演者 佐々木 翔(淀川キリスト教病院・消化器内科)
共同演者 西尾 昭宏(淀川キリスト教病院・消化器内科), 吉田 竜太郎(淀川キリスト教病院・消化器内科), 三浦 翔(淀川キリスト教病院・消化器内科), 印藤 直彦(淀川キリスト教病院・消化器内科), 末吉 伸行(淀川キリスト教病院・消化器内科), 矢野 雄飛(淀川キリスト教病院・消化器内科), 山岡 優子(淀川キリスト教病院・消化器内科), 廣吉 康秀(淀川キリスト教病院・消化器内科), 阿南 隆弘(淀川キリスト教病院・消化器内科), 松井 佐織(淀川キリスト教病院・消化器内科), 菅原 悦子(淀川キリスト教病院・消化器内科), 渡辺 明彦(淀川キリスト教病院・消化器内科), 菅原 淳(淀川キリスト教病院・消化器内科), 向井 秀一(淀川キリスト教病院・消化器内科), 寺村 一裕(淀川キリスト教病院・病理診断科)
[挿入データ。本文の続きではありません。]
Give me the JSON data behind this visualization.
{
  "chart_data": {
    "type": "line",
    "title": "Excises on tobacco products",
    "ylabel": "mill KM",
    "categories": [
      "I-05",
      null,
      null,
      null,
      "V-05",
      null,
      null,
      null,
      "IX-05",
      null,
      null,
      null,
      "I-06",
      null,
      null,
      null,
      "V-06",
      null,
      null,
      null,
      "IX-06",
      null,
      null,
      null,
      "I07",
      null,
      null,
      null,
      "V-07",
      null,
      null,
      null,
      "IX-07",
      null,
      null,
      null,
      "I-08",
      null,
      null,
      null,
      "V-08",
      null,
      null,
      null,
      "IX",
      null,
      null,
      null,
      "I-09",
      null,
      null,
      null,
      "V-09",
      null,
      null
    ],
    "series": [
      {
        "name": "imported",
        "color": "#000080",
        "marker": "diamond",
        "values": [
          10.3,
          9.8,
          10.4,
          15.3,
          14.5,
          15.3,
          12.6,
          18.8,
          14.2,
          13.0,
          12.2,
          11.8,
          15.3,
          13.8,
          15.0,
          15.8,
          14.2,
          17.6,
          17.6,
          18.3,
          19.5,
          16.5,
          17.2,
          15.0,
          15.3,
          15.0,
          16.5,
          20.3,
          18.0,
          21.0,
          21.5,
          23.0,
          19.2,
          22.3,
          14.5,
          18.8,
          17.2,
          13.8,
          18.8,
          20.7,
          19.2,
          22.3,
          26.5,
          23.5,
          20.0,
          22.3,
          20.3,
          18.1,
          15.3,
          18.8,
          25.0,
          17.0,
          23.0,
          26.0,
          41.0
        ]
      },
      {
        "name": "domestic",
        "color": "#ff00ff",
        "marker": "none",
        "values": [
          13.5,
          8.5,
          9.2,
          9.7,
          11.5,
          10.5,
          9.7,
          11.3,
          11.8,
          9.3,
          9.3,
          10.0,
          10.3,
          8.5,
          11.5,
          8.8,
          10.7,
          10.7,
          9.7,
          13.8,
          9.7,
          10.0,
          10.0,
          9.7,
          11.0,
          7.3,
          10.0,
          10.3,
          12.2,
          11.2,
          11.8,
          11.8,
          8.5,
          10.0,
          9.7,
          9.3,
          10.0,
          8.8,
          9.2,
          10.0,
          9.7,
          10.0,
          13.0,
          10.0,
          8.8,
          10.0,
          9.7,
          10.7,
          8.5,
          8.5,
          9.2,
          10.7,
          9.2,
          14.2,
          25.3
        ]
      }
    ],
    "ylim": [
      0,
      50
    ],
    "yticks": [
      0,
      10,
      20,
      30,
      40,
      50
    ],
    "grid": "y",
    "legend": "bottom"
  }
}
抄録 【目的】当院における十二指腸乳頭部腫瘍に対する内視鏡的乳頭切除術の成績をもとに有用性と問題点について検討する.【方法】対象は,1998年から2012年まで,術前に露出腫瘤型の十二指腸乳頭部腺種と診断された17例である.全例術前にMRCP,ERCP,EUSを施行し,乳頭部内にとどまり,胆・膵管浸潤がないことを確認した.スネアは2005年までは針付きスネアを,それ以降は通常より硬いプロトタイプのOlympus社製スネアを主に使用した.術後膵炎予防のため,主膵管内へ5Fr膵管ステント留置を可能な限り試みた.【成績】病理組織学的診断は腺腫(11例),腺癌(4例),過形成(1例),再生異型(1例)であった.完全切除率53%(9例/17例),治癒切除率76%(13例/17例)であった.断端陽性,または熱変性により断端陰性が確認できなかった8例は,腺癌3例,腺腫5例であった.腺癌3例は手術を施行し,そのうち2例は術後切除標本に癌成分は認められなかった.内視鏡的治療により完全切除した腺癌1例は経過観察中に再発はなかった.術後合併症は,膵炎4例,出血3例,穿孔1例,乳頭の瘢痕狭窄による膵炎・胆管炎1例であった.膵管ステントは,10例に留置できたが,うち1例に急性膵炎を発症した.残りの7例では熱変性のため留置できず,3例に急性膵炎を発症し,そのうち2例ははちまきひだを含む十分な切除ができていなかった.硬いスネアによる切除では通電時間が短く,膵炎の発症は減少した(1例/8例).【結論】術前にMRCP,ERCP,EUSを駆使しても深達度診断には限界があり,切除標本の断端評価も熱変性の影響により困難例もあるため,内視鏡的乳頭切除術の適応は露出腫瘤型腺腫に限定すべきと考える.また,はちまきひだまでを含む十分な切除を,硬いスネアを用いて高出力の高周波で短時間に行い,膵管ステントを留置することが膵炎の予防として重要である.